A German being investigated for the disappearance of the British girl Madeleine McCann, 18 years ago, was released from prison on Wednesday (17) after serving a sentence in an unreed case, police said.
The man, identified by the media as Christian Brueckner, was sentenced to seven years in prison, resulting from a 2019 conviction for the rape of a 72 -year -old American woman in Portugal.
He left jail in Sehnde, northern Germany, on the morning of Wednesday.
In June 2020, German prosecutors said he was being investigated on suspicion of murder in connection with McCann’s disappearance on May 3, 2007, from an apartment complex at Praia da Luz’s Portuguese resort. The authorities said they assumed the girl was dead.
Since then, . But the suspect, who denied any involvement in her disappearance, was not indicted in the case.
The investigation is not affected by its release. He also remains suspicious in the investigation into McCann’s disappearance conducted by the UK Metropolitan Police ,.
His lawyer, Friedrich Fülscher, claims that the accusations against the suspect would have been made a long time ago if there was enough evidence.
The 48 -year -old man spent many years in Portugal, including at the Algarve Resort of Praia da Luz, at the time of the disappearance.
Investigators in the United Kingdom, Portugal and Germany continue to investigate. She was in the same room as her brother and sister – 2 -year -old twins – while her parents, Kate and Gerry, had dinner with friends in a nearby restaurant.

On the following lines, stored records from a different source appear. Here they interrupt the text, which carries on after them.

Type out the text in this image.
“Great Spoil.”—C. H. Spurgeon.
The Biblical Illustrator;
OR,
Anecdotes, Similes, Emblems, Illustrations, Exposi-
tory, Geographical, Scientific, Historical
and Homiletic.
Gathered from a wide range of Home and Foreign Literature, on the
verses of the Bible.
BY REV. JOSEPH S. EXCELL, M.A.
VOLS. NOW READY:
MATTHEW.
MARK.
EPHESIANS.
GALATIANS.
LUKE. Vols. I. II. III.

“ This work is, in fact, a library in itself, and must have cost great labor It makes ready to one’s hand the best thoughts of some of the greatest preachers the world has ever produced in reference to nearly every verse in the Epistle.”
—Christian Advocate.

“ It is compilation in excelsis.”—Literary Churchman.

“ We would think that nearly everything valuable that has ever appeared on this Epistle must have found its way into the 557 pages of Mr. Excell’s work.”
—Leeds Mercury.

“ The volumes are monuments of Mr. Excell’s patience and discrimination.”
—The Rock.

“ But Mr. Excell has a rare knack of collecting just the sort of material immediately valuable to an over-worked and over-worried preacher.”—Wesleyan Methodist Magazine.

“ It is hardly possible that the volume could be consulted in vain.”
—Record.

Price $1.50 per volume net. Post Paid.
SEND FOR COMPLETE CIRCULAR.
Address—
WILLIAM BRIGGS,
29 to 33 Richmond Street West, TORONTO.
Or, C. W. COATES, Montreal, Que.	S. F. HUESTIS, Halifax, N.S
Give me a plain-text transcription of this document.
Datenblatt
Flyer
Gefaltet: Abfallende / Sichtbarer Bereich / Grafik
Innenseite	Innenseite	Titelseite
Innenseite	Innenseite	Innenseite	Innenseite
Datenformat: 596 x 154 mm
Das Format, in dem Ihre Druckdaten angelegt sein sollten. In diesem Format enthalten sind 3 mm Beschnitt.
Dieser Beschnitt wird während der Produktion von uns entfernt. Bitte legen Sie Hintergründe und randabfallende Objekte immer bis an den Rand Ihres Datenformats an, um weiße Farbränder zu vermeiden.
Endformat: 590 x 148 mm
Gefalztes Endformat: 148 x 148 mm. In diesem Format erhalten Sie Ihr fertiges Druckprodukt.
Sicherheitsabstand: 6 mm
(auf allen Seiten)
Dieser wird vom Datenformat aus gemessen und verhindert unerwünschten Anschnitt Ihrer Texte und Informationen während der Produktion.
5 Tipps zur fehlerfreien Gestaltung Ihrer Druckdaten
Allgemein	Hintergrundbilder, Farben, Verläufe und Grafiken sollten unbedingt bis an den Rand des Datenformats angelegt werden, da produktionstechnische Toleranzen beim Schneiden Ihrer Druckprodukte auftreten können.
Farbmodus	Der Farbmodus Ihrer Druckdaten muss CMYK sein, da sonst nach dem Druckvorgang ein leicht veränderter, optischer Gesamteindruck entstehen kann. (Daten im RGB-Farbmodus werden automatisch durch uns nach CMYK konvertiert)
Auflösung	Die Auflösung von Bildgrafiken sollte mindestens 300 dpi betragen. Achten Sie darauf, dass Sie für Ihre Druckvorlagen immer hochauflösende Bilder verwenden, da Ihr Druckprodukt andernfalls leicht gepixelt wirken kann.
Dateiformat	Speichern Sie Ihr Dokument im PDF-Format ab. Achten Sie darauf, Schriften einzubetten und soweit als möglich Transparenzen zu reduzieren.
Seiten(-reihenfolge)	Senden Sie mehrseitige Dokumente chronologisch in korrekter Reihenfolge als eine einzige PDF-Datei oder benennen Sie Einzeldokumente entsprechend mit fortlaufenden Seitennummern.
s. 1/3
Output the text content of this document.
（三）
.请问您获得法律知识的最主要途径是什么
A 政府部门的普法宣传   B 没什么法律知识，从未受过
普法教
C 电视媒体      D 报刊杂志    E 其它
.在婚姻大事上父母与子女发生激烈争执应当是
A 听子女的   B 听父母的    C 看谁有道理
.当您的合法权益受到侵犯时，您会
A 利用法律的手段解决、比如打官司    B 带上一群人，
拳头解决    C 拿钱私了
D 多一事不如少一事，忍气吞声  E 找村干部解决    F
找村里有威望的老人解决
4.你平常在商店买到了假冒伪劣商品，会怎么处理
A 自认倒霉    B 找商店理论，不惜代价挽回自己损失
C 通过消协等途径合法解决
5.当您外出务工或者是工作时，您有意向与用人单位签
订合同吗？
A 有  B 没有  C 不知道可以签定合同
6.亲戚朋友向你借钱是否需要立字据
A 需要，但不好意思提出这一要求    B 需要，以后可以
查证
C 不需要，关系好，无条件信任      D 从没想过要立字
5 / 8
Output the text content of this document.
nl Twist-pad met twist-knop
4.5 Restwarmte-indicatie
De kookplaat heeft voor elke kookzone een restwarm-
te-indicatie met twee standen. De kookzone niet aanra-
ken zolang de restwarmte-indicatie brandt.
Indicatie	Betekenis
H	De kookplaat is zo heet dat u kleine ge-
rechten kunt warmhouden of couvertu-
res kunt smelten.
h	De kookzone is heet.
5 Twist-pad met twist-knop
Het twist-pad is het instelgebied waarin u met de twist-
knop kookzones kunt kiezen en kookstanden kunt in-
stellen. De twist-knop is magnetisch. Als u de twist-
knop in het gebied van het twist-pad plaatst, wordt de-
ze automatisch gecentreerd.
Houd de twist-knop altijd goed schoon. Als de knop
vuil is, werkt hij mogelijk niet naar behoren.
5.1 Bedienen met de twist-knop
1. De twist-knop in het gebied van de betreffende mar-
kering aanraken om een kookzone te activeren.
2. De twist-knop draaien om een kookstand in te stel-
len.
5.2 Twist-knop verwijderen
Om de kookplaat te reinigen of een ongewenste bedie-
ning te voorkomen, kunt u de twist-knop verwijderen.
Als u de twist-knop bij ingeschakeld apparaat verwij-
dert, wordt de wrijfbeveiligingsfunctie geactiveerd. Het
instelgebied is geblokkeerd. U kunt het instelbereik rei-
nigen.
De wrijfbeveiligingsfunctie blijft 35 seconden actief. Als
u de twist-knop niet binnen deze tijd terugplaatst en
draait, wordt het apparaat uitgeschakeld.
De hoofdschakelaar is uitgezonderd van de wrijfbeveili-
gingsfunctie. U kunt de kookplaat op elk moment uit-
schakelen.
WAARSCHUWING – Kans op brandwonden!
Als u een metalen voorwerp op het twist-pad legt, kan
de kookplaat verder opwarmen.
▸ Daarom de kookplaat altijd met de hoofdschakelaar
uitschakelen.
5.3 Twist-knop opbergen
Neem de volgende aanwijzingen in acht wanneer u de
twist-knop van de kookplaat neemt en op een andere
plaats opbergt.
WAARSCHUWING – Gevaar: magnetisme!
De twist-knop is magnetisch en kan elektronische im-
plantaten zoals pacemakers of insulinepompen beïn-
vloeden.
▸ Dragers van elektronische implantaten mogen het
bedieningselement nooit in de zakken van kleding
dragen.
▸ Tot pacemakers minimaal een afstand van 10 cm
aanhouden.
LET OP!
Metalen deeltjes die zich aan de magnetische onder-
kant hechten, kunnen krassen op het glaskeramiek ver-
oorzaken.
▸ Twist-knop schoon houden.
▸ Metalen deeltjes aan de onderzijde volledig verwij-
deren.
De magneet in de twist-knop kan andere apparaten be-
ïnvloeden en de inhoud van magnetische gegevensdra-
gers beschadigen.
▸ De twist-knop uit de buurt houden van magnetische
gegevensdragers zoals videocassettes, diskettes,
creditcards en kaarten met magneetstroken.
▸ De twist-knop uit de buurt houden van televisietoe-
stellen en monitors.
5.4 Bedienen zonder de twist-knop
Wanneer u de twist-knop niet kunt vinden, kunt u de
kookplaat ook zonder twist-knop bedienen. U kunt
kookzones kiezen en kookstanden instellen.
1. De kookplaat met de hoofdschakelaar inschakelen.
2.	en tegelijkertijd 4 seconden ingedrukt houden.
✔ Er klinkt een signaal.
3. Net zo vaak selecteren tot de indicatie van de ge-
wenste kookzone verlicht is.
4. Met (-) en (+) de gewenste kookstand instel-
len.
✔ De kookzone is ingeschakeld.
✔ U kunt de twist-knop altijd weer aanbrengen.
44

The suspect was tried last year by several unrecognized sexual crimes, which he would have committed in Portugal between 2000 and 2017, and was acquitted in October.
The President Judge said the evidence was insufficient for a conviction, that the court listened to non -reliable witnesses and that some of them were influenced by media reports over the defendant.
The Hildesheim State Court said it cannot legally disclose if it will have to comply with any condition after its release.
But Fülscher confirmed to the NDR regional public broadcaster that his client will be required to use an electronic label on his foot, regularly attend the parole and deliver his passport services. German magazine Der Spiegel was the first to report this decision without citing sources.
He will still have to attend the court on October 27 in Oldenburg, in northwestern Germany, in a case in which he is accused of insulting a prison official. A district court of the city sentenced him to six weeks in prison for this, but the defense appealed.